Hi,
Not sure this is the case for your Bad Performance, but you are Meassuring Data creation and
Insertion together. Your Data creation involves Lots of class casts which are probably quite
Slow.
Try
Timing only the b.send Part and See how Long that Takes.
Roland
Am 03.05.2011 um 12:30 schrieb "charles THIBAULT" <charl.thibault@gmail.com>:
> Hello everybody,
>
> first: sorry for my english in advance!!
>
> I'm getting started with Cassandra on a 5 nodes cluster inserting data
> with the pycassa API.
>
> I've read everywere on internet that cassandra's performance are better than MySQL
> because of the writes append's only into commit logs files.
>
> When i'm trying to insert 100 000 rows with 10 columns per row with batch insert, I'v
this result: 27 seconds
> But with MySQL (load data infile) this take only 2 seconds (using indexes)
>
> Here my configuration
>
> cassandra version: 0.7.5
> nodes : 192.168.1.210, 192.168.1.211, 192.168.1.212, 192.168.1.213, 192.168.1.214
> seed: 192.168.1.210
>
> My script
> *************************************************************************************************************
> #!/usr/bin/env python
>
> import pycassa
> import time
> import random
> from cassandra import ttypes
>
> pool = pycassa.connect('test', ['192.168.1.210:9160'])

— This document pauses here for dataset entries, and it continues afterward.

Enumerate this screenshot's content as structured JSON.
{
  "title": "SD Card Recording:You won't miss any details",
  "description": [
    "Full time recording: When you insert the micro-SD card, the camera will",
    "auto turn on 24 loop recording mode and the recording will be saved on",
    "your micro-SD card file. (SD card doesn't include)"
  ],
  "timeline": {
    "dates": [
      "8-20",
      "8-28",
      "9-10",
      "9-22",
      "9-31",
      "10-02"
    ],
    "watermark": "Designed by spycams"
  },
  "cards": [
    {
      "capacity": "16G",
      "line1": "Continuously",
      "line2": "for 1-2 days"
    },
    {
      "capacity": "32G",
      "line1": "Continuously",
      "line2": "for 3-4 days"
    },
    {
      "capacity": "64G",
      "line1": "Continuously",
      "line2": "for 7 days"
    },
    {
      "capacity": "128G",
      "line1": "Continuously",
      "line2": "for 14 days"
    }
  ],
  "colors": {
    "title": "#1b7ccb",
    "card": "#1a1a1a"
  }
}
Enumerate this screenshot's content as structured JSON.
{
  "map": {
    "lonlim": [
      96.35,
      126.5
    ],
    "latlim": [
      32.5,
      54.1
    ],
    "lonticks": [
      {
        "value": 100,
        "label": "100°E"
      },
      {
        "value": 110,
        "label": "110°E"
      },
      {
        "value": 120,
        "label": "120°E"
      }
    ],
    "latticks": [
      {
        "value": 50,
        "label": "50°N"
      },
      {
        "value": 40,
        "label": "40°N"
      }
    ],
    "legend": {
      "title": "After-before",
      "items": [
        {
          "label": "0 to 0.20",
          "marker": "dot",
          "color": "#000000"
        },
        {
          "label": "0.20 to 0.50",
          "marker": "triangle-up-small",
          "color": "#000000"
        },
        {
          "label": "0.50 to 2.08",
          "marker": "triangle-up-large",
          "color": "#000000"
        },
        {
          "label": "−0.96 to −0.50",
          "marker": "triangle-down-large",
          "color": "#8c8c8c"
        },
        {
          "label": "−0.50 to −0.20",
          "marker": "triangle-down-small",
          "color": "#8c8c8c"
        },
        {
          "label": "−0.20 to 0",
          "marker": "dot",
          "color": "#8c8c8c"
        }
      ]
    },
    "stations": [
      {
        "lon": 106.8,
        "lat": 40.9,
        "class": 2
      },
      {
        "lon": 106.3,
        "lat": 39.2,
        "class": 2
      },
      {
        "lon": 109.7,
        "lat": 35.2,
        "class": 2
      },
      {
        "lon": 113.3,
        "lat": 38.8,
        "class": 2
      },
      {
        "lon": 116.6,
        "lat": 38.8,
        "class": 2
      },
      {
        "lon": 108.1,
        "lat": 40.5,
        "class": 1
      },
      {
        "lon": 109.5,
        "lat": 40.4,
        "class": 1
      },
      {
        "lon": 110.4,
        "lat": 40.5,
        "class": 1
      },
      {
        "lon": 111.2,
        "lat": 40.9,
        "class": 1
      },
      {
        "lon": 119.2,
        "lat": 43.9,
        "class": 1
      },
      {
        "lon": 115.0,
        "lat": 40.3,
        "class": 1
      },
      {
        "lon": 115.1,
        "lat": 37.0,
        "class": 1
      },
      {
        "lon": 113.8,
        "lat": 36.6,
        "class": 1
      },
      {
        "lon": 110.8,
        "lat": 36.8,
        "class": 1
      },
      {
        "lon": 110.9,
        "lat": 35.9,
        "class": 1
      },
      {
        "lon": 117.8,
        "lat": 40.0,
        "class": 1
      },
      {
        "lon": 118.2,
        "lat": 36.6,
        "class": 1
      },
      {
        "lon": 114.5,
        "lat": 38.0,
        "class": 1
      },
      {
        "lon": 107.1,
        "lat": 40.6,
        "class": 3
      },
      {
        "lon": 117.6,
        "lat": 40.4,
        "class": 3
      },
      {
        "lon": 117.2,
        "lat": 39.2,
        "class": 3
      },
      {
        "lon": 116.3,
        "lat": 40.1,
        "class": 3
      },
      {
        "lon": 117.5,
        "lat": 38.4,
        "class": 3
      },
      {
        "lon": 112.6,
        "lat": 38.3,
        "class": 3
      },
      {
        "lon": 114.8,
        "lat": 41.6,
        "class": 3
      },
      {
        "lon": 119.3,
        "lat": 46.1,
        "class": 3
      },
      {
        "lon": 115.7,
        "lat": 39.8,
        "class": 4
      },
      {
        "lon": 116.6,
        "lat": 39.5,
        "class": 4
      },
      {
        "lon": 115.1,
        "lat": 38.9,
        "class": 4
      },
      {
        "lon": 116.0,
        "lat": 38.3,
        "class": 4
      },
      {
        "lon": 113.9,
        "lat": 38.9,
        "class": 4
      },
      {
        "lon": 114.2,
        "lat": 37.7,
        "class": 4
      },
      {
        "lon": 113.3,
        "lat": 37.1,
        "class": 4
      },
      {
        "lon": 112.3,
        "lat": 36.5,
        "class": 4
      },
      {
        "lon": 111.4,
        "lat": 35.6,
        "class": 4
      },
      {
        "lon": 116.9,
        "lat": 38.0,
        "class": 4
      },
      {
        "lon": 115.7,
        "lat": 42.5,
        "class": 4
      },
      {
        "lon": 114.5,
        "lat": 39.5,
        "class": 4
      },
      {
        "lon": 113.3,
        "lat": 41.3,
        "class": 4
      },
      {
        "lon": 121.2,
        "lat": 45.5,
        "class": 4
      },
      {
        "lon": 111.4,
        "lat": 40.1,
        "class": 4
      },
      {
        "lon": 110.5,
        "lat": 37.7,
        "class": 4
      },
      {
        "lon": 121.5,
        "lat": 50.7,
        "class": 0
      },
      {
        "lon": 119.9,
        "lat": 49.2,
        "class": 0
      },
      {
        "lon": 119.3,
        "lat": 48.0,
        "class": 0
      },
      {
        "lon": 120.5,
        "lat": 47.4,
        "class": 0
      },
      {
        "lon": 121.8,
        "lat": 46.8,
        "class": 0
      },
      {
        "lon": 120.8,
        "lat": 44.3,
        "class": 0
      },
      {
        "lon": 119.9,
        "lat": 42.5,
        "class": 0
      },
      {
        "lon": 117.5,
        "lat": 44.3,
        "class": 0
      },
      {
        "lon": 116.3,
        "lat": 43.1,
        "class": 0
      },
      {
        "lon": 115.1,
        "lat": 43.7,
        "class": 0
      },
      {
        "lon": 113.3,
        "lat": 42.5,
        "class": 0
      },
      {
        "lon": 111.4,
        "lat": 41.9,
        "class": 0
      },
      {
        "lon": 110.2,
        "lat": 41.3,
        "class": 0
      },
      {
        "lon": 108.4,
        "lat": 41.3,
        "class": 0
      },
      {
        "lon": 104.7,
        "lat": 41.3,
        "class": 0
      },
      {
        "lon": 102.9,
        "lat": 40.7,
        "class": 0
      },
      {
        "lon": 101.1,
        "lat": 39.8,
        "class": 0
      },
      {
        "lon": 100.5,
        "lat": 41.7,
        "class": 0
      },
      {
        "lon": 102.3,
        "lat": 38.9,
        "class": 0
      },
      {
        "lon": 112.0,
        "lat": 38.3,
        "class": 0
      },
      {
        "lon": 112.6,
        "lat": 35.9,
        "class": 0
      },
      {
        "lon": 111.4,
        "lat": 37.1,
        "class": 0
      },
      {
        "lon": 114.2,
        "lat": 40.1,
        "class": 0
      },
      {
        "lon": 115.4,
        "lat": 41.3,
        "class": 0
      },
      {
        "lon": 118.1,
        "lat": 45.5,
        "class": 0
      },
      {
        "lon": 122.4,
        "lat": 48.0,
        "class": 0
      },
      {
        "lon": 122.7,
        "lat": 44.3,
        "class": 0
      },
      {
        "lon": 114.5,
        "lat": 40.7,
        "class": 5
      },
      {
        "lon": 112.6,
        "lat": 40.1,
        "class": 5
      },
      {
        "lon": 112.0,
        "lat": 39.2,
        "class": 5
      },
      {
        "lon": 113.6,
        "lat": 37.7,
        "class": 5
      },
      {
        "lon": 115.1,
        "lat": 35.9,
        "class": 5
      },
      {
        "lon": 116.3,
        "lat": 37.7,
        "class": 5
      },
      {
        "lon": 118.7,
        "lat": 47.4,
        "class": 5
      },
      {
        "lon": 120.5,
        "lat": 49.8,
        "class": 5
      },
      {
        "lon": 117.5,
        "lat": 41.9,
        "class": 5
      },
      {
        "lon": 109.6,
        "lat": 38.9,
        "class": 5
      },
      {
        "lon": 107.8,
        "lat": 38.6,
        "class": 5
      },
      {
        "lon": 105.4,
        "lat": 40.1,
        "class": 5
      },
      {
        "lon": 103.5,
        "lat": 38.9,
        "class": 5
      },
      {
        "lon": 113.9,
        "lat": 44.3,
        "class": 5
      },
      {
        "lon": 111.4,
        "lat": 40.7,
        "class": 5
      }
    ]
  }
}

> cf = pycassa.ColumnFamily(pool, 'test')
> b = cf.batch(queue_size=50, write_consistency_level=ttypes.ConsistencyLevel.ANY)
>
> tps1 = time.time()
> for i in range(100000):
> columns = dict()
> for j in range(10):
> columns[str(j)] = str(random.randint(0,100))
> b.insert(str(i), columns)
> b.send()
> tps2 = time.time()
>
>
> print("execution time: " + str(tps2 - tps1) + " seconds")
> *************************************************************************************************************
>
> what I'm doing rong ?
|